Am Montagmittag trafen der Hamburger Bürgermeister und seine Begleiter in Santos mit dem Leiter des hiesigen Büros der Reederei Hamburg-Süd und Vertretern des Hafens Santos zusammen. "Zwischen Brasilien und Deutschland liegt ein ziemlich großer Ozean, den wir als trennendes Gewässer betrachten können - oder als Brücke für den Seeverkehr zwischen unseren Ländern", sagte Scholz laut Redemanuskript in einem Grußwort bei einem Mittagessen in Santos. "Es wird Sie vermutlich nicht überraschen, dass ich die zweite Sichtweise bevorzuge." Scholz betonte in seiner Ansprache, dass gerade die Begeisterung für ihre Häfen Santos und Hamburg verbinde - zusätzlich zu den mehr als 1000 deutschen Firmen, die in dieser brasilianischen Region aktiv seien. Auch nach einer gerade vorgestellten Potenzialanalyse der Hamburg Port Authority (HPA) zum Transport und Logistikmarkt Brasilien wird Südamerika für Hamburg immer wichtiger. "Brasilien kann eines der zentralen Länder für Wachstum im Hafenumschlag in den kommenden Jahren sein", heißt es dort. Dementsprechend fordert der ebenfalls mitgereiste HPA-Chef Jens Meier stärkere Anstrengungen Hamburgs. In dem HPA-Bericht wird etwa eine Hafenkooperation mit Santos angeregt. Auch die bereits in den 1990er-Jahren in Aussicht gestellte Einrichtung einer Repräsentanz in Brasilien müsse endlich umgesetzt werden.

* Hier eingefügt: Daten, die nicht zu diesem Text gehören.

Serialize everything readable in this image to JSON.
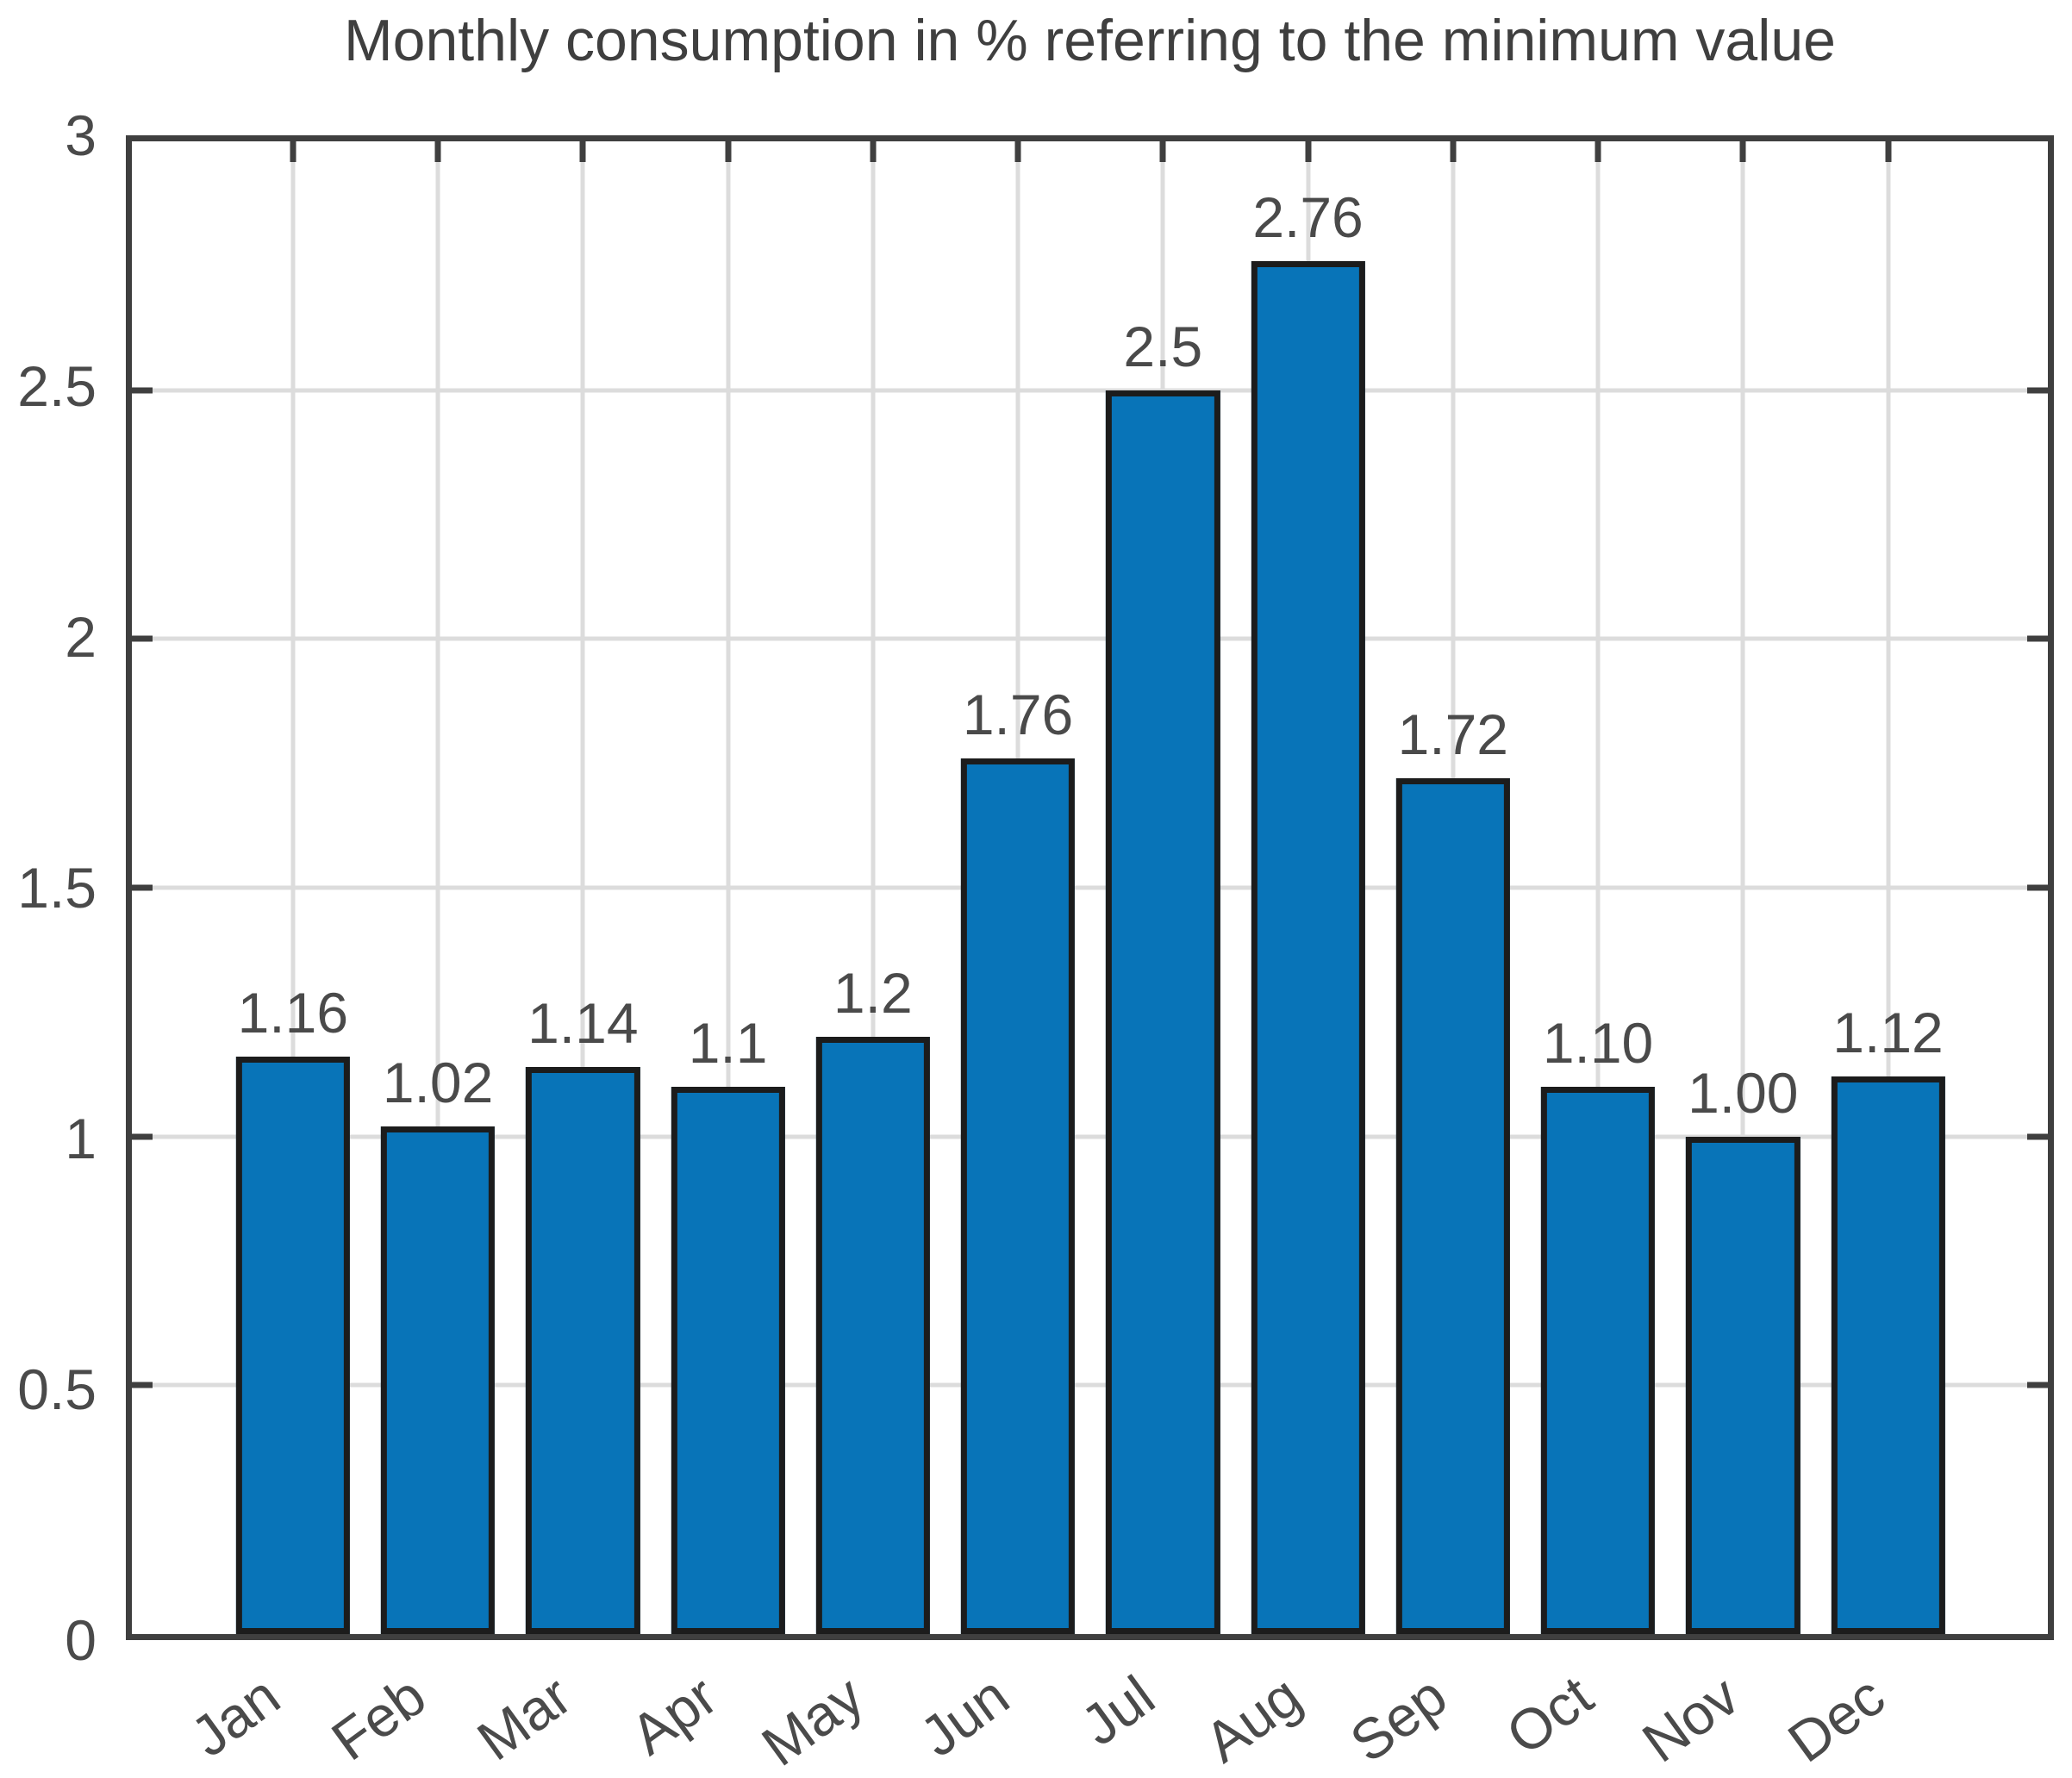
{
  "title": "Monthly consumption in % referring to the minimum value",
  "chart_data": {
    "type": "bar",
    "title": "Monthly consumption in % referring to the minimum value",
    "categories": [
      "Jan",
      "Feb",
      "Mar",
      "Apr",
      "May",
      "Jun",
      "Jul",
      "Aug",
      "Sep",
      "Oct",
      "Nov",
      "Dec"
    ],
    "values": [
      1.16,
      1.02,
      1.14,
      1.1,
      1.2,
      1.76,
      2.5,
      2.76,
      1.72,
      1.1,
      1.0,
      1.12
    ],
    "value_labels": [
      "1.16",
      "1.02",
      "1.14",
      "1.1",
      "1.2",
      "1.76",
      "2.5",
      "2.76",
      "1.72",
      "1.10",
      "1.00",
      "1.12"
    ],
    "xlabel": "",
    "ylabel": "",
    "ylim": [
      0,
      3
    ],
    "yticks": [
      0,
      0.5,
      1,
      1.5,
      2,
      2.5,
      3
    ],
    "ytick_labels": [
      "0",
      "0.5",
      "1",
      "1.5",
      "2",
      "2.5",
      "3"
    ],
    "xtick_rotation_deg": 36,
    "grid": "on",
    "legend": "none",
    "bar_color": "#0874B8",
    "bar_edge_color": "#1C1C1C",
    "grid_color": "#DCDCDC",
    "axis_color": "#3F3F3F",
    "text_color": "#4A4A4A"
  }
}
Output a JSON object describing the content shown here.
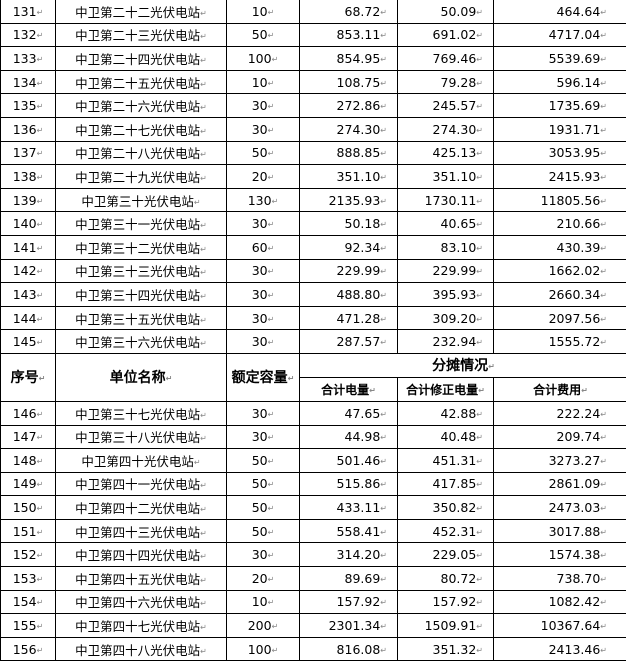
{
  "header": {
    "seq": "序号",
    "unit_name": "单位名称",
    "rated_capacity": "额定容量",
    "allocation": "分摊情况",
    "total_power": "合计电量",
    "total_corrected_power": "合计修正电量",
    "total_cost": "合计费用"
  },
  "rows_top": [
    [
      "131",
      "中卫第二十二光伏电站",
      "10",
      "68.72",
      "50.09",
      "464.64"
    ],
    [
      "132",
      "中卫第二十三光伏电站",
      "50",
      "853.11",
      "691.02",
      "4717.04"
    ],
    [
      "133",
      "中卫第二十四光伏电站",
      "100",
      "854.95",
      "769.46",
      "5539.69"
    ],
    [
      "134",
      "中卫第二十五光伏电站",
      "10",
      "108.75",
      "79.28",
      "596.14"
    ],
    [
      "135",
      "中卫第二十六光伏电站",
      "30",
      "272.86",
      "245.57",
      "1735.69"
    ],
    [
      "136",
      "中卫第二十七光伏电站",
      "30",
      "274.30",
      "274.30",
      "1931.71"
    ],
    [
      "137",
      "中卫第二十八光伏电站",
      "50",
      "888.85",
      "425.13",
      "3053.95"
    ],
    [
      "138",
      "中卫第二十九光伏电站",
      "20",
      "351.10",
      "351.10",
      "2415.93"
    ],
    [
      "139",
      "中卫第三十光伏电站",
      "130",
      "2135.93",
      "1730.11",
      "11805.56"
    ],
    [
      "140",
      "中卫第三十一光伏电站",
      "30",
      "50.18",
      "40.65",
      "210.66"
    ],
    [
      "141",
      "中卫第三十二光伏电站",
      "60",
      "92.34",
      "83.10",
      "430.39"
    ],
    [
      "142",
      "中卫第三十三光伏电站",
      "30",
      "229.99",
      "229.99",
      "1662.02"
    ],
    [
      "143",
      "中卫第三十四光伏电站",
      "30",
      "488.80",
      "395.93",
      "2660.34"
    ],
    [
      "144",
      "中卫第三十五光伏电站",
      "30",
      "471.28",
      "309.20",
      "2097.56"
    ],
    [
      "145",
      "中卫第三十六光伏电站",
      "30",
      "287.57",
      "232.94",
      "1555.72"
    ]
  ],
  "rows_bottom": [
    [
      "146",
      "中卫第三十七光伏电站",
      "30",
      "47.65",
      "42.88",
      "222.24"
    ],
    [
      "147",
      "中卫第三十八光伏电站",
      "30",
      "44.98",
      "40.48",
      "209.74"
    ],
    [
      "148",
      "中卫第四十光伏电站",
      "50",
      "501.46",
      "451.31",
      "3273.27"
    ],
    [
      "149",
      "中卫第四十一光伏电站",
      "50",
      "515.86",
      "417.85",
      "2861.09"
    ],
    [
      "150",
      "中卫第四十二光伏电站",
      "50",
      "433.11",
      "350.82",
      "2473.03"
    ],
    [
      "151",
      "中卫第四十三光伏电站",
      "50",
      "558.41",
      "452.31",
      "3017.88"
    ],
    [
      "152",
      "中卫第四十四光伏电站",
      "30",
      "314.20",
      "229.05",
      "1574.38"
    ],
    [
      "153",
      "中卫第四十五光伏电站",
      "20",
      "89.69",
      "80.72",
      "738.70"
    ],
    [
      "154",
      "中卫第四十六光伏电站",
      "10",
      "157.92",
      "157.92",
      "1082.42"
    ],
    [
      "155",
      "中卫第四十七光伏电站",
      "200",
      "2301.34",
      "1509.91",
      "10367.64"
    ],
    [
      "156",
      "中卫第四十八光伏电站",
      "100",
      "816.08",
      "351.32",
      "2413.46"
    ]
  ]
}
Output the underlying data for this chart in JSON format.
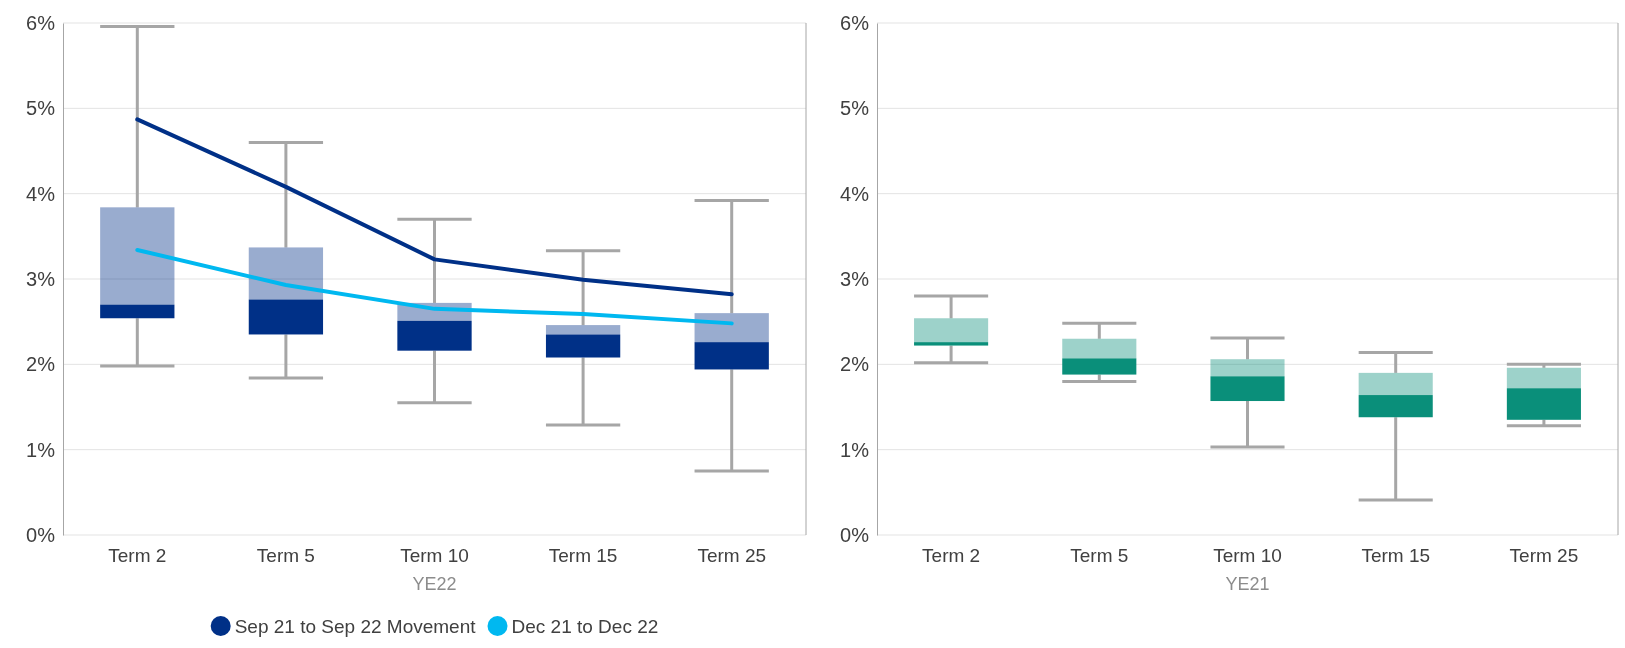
{
  "chart_data": [
    {
      "type": "box",
      "xlabel": "YE22",
      "categories": [
        "Term 2",
        "Term 5",
        "Term 10",
        "Term 15",
        "Term 25"
      ],
      "ylim": [
        0,
        6
      ],
      "yticks": [
        {
          "value": 0,
          "label": "0%"
        },
        {
          "value": 1,
          "label": "1%"
        },
        {
          "value": 2,
          "label": "2%"
        },
        {
          "value": 3,
          "label": "3%"
        },
        {
          "value": 4,
          "label": "4%"
        },
        {
          "value": 5,
          "label": "5%"
        },
        {
          "value": 6,
          "label": "6%"
        }
      ],
      "grid": "y",
      "legend": "bottom",
      "series": [
        {
          "color": "#003087",
          "boxes": [
            {
              "low": 1.98,
              "q1": 2.54,
              "median": 2.7,
              "q3": 3.84,
              "high": 5.96
            },
            {
              "low": 1.84,
              "q1": 2.35,
              "median": 2.76,
              "q3": 3.37,
              "high": 4.6
            },
            {
              "low": 1.55,
              "q1": 2.16,
              "median": 2.51,
              "q3": 2.72,
              "high": 3.7
            },
            {
              "low": 1.29,
              "q1": 2.08,
              "median": 2.35,
              "q3": 2.46,
              "high": 3.33
            },
            {
              "low": 0.75,
              "q1": 1.94,
              "median": 2.26,
              "q3": 2.6,
              "high": 3.92
            }
          ]
        },
        {
          "type": "line",
          "name": "Sep 21 to Sep 22 Movement",
          "color": "#003087",
          "values": [
            4.87,
            4.08,
            3.23,
            2.99,
            2.82
          ]
        },
        {
          "type": "line",
          "name": "Dec 21 to Dec 22",
          "color": "#00b8f0",
          "values": [
            3.34,
            2.93,
            2.65,
            2.59,
            2.48
          ]
        }
      ]
    },
    {
      "type": "box",
      "xlabel": "YE21",
      "categories": [
        "Term 2",
        "Term 5",
        "Term 10",
        "Term 15",
        "Term 25"
      ],
      "ylim": [
        0,
        6
      ],
      "yticks": [
        {
          "value": 0,
          "label": "0%"
        },
        {
          "value": 1,
          "label": "1%"
        },
        {
          "value": 2,
          "label": "2%"
        },
        {
          "value": 3,
          "label": "3%"
        },
        {
          "value": 4,
          "label": "4%"
        },
        {
          "value": 5,
          "label": "5%"
        },
        {
          "value": 6,
          "label": "6%"
        }
      ],
      "grid": "y",
      "series": [
        {
          "color": "#0a8f7a",
          "boxes": [
            {
              "low": 2.02,
              "q1": 2.22,
              "median": 2.26,
              "q3": 2.54,
              "high": 2.8
            },
            {
              "low": 1.8,
              "q1": 1.88,
              "median": 2.07,
              "q3": 2.3,
              "high": 2.48
            },
            {
              "low": 1.03,
              "q1": 1.57,
              "median": 1.86,
              "q3": 2.06,
              "high": 2.31
            },
            {
              "low": 0.41,
              "q1": 1.38,
              "median": 1.64,
              "q3": 1.9,
              "high": 2.14
            },
            {
              "low": 1.28,
              "q1": 1.35,
              "median": 1.72,
              "q3": 1.96,
              "high": 2.0
            }
          ]
        }
      ]
    }
  ]
}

Am Montagnachmittag stand eine Hafenrundfahrt auf dem Programm, danach ein Hafen-Abend im Club Transatlántico in São Paulo. Am heutigen Dienstag wollen Vertreter des Handelskammer ein Kooperationsabkommen mit der Fundação Getulio Vargas schließen, einer privaten Forschungsstiftung für Wirtschaft und Politik. Dabei geht es um den Austausch von Studenten. Zudem stehen Besuche beim ITA-Forschungscampus und dem großen brasilianischen Flugzeugbauer Embraer auf dem Programm.